Delphi: application running as admin does not receive messages from non-admin app

Question

I want to send messages to another application, using SendMessage/PostMessage, but when the other app is running as admin it never receives the messages. How can I overcome

Answer 1

User Interface Privilege Isolation (UIPI) prevents a lower integrity process from sending window messages to a higher integrity process. The only ways you can deal with this limitation from a software perspective are to either:

• run your sending app at a higher integrity level (ie, run it with elevated privileges) to match the target process.

• if you have access to change the source code for the receiving app, make it opt-in to receive specific window messages from lower integrity processes, by calling ChangeWindowMessageFilter() or ChangeWindowMessageFilterEx() on itself.

• have your sending app bypass UIPI, by requesting uiaccess=true in its <requestedExecutionLevel> application manifest element.
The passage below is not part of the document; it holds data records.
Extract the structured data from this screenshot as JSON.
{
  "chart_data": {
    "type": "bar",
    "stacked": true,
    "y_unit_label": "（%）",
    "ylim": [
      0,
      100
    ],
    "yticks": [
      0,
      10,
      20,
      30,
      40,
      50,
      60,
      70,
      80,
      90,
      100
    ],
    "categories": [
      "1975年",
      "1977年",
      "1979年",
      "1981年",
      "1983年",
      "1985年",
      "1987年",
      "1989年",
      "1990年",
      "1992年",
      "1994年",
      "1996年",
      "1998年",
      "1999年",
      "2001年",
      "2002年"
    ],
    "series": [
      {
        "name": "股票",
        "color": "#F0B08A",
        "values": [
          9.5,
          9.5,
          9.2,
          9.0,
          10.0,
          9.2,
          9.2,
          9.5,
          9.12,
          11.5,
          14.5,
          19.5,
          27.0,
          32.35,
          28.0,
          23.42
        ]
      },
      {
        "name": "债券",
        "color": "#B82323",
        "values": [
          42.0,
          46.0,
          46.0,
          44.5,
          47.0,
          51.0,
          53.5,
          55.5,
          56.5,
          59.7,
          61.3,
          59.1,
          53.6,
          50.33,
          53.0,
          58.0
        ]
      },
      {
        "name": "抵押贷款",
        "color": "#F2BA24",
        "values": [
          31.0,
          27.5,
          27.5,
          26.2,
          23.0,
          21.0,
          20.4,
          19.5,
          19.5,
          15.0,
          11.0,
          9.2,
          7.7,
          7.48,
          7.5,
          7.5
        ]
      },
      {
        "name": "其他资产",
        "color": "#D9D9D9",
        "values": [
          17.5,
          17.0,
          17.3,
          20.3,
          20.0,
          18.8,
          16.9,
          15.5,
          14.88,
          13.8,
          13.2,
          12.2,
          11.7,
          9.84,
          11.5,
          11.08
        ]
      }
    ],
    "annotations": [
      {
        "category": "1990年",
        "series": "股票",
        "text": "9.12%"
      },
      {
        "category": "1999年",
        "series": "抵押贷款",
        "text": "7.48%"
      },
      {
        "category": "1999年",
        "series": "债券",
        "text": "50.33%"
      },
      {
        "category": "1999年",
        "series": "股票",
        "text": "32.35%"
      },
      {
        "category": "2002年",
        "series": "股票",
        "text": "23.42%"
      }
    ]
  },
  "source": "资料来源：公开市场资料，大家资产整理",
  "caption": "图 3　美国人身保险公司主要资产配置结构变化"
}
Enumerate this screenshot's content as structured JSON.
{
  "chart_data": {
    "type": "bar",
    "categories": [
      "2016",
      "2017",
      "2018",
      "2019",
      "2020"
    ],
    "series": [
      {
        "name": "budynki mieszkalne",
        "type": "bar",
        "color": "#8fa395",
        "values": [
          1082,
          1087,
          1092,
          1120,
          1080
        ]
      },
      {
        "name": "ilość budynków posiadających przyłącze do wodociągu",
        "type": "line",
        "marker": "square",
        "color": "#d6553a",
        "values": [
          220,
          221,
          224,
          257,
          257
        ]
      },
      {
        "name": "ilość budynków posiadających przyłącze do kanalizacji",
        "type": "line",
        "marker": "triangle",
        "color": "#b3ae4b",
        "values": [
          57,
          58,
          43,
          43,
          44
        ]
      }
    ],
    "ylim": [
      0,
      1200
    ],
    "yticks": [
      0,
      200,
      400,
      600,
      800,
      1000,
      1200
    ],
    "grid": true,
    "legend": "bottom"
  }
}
However, this has additional requirements:

  • The app must be digitally signed with a certificate that can be verified with a root certificate installed on the machine.

  • the app must be installed in a "secure" folder on the filesystem ¹ (one that standard users can't write to) under %ProgramFiles% and its subdirectories, or under %WinDir% and its subdirectories (except a few subdirectories that standard users do have write access to).

    ^{1: this requirement is configurable via a system policy.}

Outside of software control, the only other option available requires changing system policies to disable User Account Control (UAC) and/or UIPI altogether at the system level. Which you should not do.